In the case of roads, there is no way that monetary inflation alone can explain how a set of projects has better than quadrupled in cost over 20 years (one, the Huey P. Long bridge, is now 20 times more expensive – meaning every year since the project was on the boards its costs have gone up by the original total amount). Only a combination of mismanagement and/or fraud could explain this stunning escalation. And so much money that could have gone to roads has been wasted on idiocy such as reservoirs that allowed, the state alleges, local government officials and their agents to corruptly profit on this.

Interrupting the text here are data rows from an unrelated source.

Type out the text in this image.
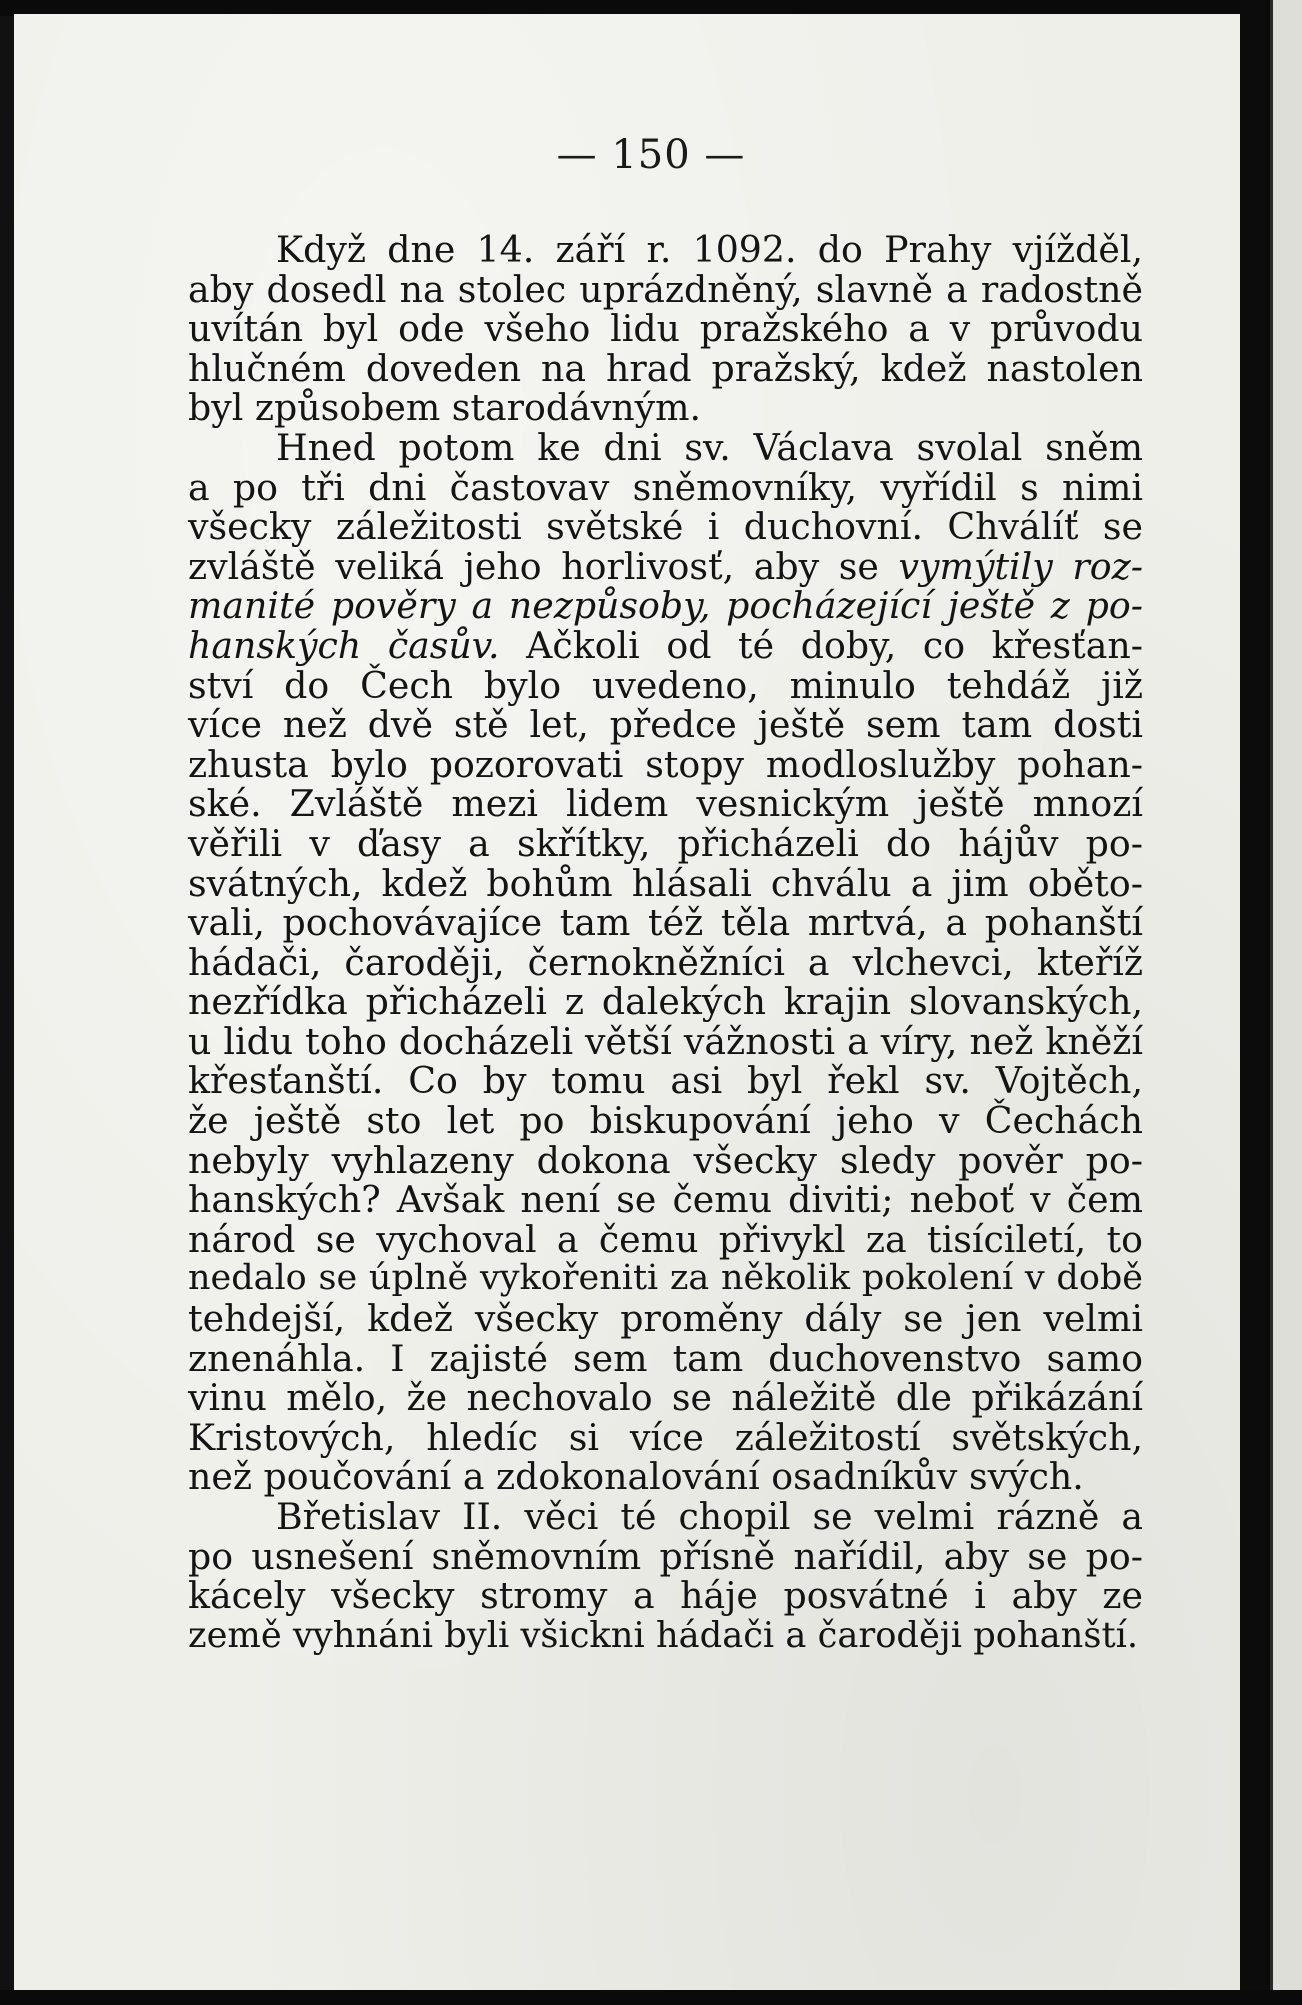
— 150 —
Když dne 14. září r. 1092. do Prahy vjížděl,
aby dosedl na stolec uprázdněný, slavně a radostně
uvítán byl ode všeho lidu pražského a v průvodu
hlučném doveden na hrad pražský, kdež nastolen
byl způsobem starodávným.
Hned potom ke dni sv. Václava svolal sněm
a po tři dni častovav sněmovníky, vyřídil s nimi
všecky záležitosti světské i duchovní. Chválíť se
zvláště veliká jeho horlivosť, aby se vymýtily roz-
manité pověry a nezpůsoby, pocházející ještě z po-
hanských časův. Ačkoli od té doby, co křesťan-
ství do Čech bylo uvedeno, minulo tehdáž již
více než dvě stě let, předce ještě sem tam dosti
zhusta bylo pozorovati stopy modloslužby pohan-
ské. Zvláště mezi lidem vesnickým ještě mnozí
věřili v ďasy a skřítky, přicházeli do hájův po-
svátných, kdež bohům hlásali chválu a jim oběto-
vali, pochovávajíce tam též těla mrtvá, a pohanští
hádači, čaroději, černokněžníci a vlchevci, kteříž
nezřídka přicházeli z dalekých krajin slovanských,
u lidu toho docházeli větší vážnosti a víry, než kněží
křesťanští. Co by tomu asi byl řekl sv. Vojtěch,
že ještě sto let po biskupování jeho v Čechách
nebyly vyhlazeny dokona všecky sledy pověr po-
hanských? Avšak není se čemu diviti; neboť v čem
národ se vychoval a čemu přivykl za tisíciletí, to
nedalo se úplně vykořeniti za několik pokolení v době
tehdejší, kdež všecky proměny dály se jen velmi
znenáhla. I zajisté sem tam duchovenstvo samo
vinu mělo, že nechovalo se náležitě dle přikázání
Kristových, hledíc si více záležitostí světských,
než poučování a zdokonalování osadníkův svých.
Břetislav II. věci té chopil se velmi rázně a
po usnešení sněmovním přísně nařídil, aby se po-
kácely všecky stromy a háje posvátné i aby ze
země vyhnáni byli všickni hádači a čaroději pohanští.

Regarding pension COLAs, the fact is until recently Louisiana offered extremely generous benefits particularly in the area of retirement, only some years ago being reduced to just very generous (not just in terms of amounts, but in coverage such as allowing part-timers like elected officials to be in it). Reckless promises were made, and since 1986 the Legislature has made little effort to shore up the unfunded portion despite full knowledge of it. Here again, rather than pay for horse barns money could have gone to real needs.
Finally, with higher education the legal constraints are just part of larger problem of a state set of ethics, regulatory, and fiscal structures which historically have created disincentives for economic development. This means state revenues that provide the majority of funding for it are lower than they could have been, constricting provision of this good and inviting a response of raising taxes to compensate – which only aggravates the situation by choking off growth even further and perpetuating the cycle of trying to feed the golden goose of economic development by killing it.
All of these problems are coming home to roost, and the only solution in the short term that will not create problems in the longer term is to tighten belts. In the long term, the slow shift of attitudes from big government being the solution to problems to big government being the problem must continue if not accelerate. This alteration may cause short-term pain, but would be more than compensated for by long-term gain.